と後回しにしたところで、自室に戻ってきた。

彼にはスマホはないがパソコンはあるので、調べたり書くことができる。

隣の部屋からはタイピングの音が聞こえる。


さて、待ちぼうけを食らってしまった。

いや待ちぼうけしてはダメなのだが、今やることは材料を集めることなのだ。


やったことと書いたメモに

レビューを書き続けた。と書いた。


3分も経たずに床に突っ伏した。


一つしかないのだ、高校2年も立とうというのに最近始めたレビューのことしか書けないのだ。

やったこととして成り立つようで成り立たないものばかりた。

そして私が目指そうとしているものに直結しているものではないのである。

足が速いわけでも、部活で成果をあげたわけでもない。ましてや成績の部分で頑張ったことなどない。

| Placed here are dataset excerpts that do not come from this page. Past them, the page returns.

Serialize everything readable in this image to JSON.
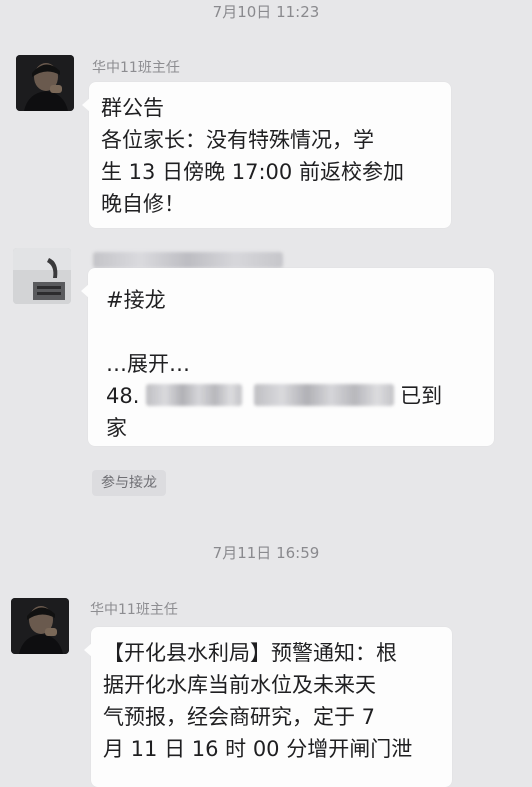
{
  "messages": [
    {
      "timestamp": "7月10日 11:23",
      "sender": "华中11班主任",
      "lines": [
        "群公告",
        "各位家长：没有特殊情况，学",
        "生 13 日傍晚 17:00 前返校参加",
        "晚自修！"
      ]
    },
    {
      "sender_hidden": true,
      "title": "#接龙",
      "expand": "…展开…",
      "entry_prefix": "48. ",
      "entry_suffix": "已到",
      "entry_last": "家",
      "action": "参与接龙"
    },
    {
      "timestamp": "7月11日 16:59",
      "sender": "华中11班主任",
      "lines": [
        "【开化县水利局】预警通知：根",
        "据开化水库当前水位及未来天",
        "气预报，经会商研究，定于 7",
        "月 11 日 16 时 00 分增开闸门泄"
      ]
    }
  ]
}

でっち上げても良いのだが、面接で聞かれた時になんて答えよう。


いっても自己推薦文だ。

自分の性格とか熱意もかけると思う。

その辺はカバーしてもらえば、文字数は達成できるかな。


自分が一番純粋に語れる熱意は文字についてと書きたいところだ。

文字を見ることを折れそうになったが、今は正気を保っている。

文字の美しさや形、そして味など語れることが山ほどある。


これを伝えるのはどんな試験より難しそうだ。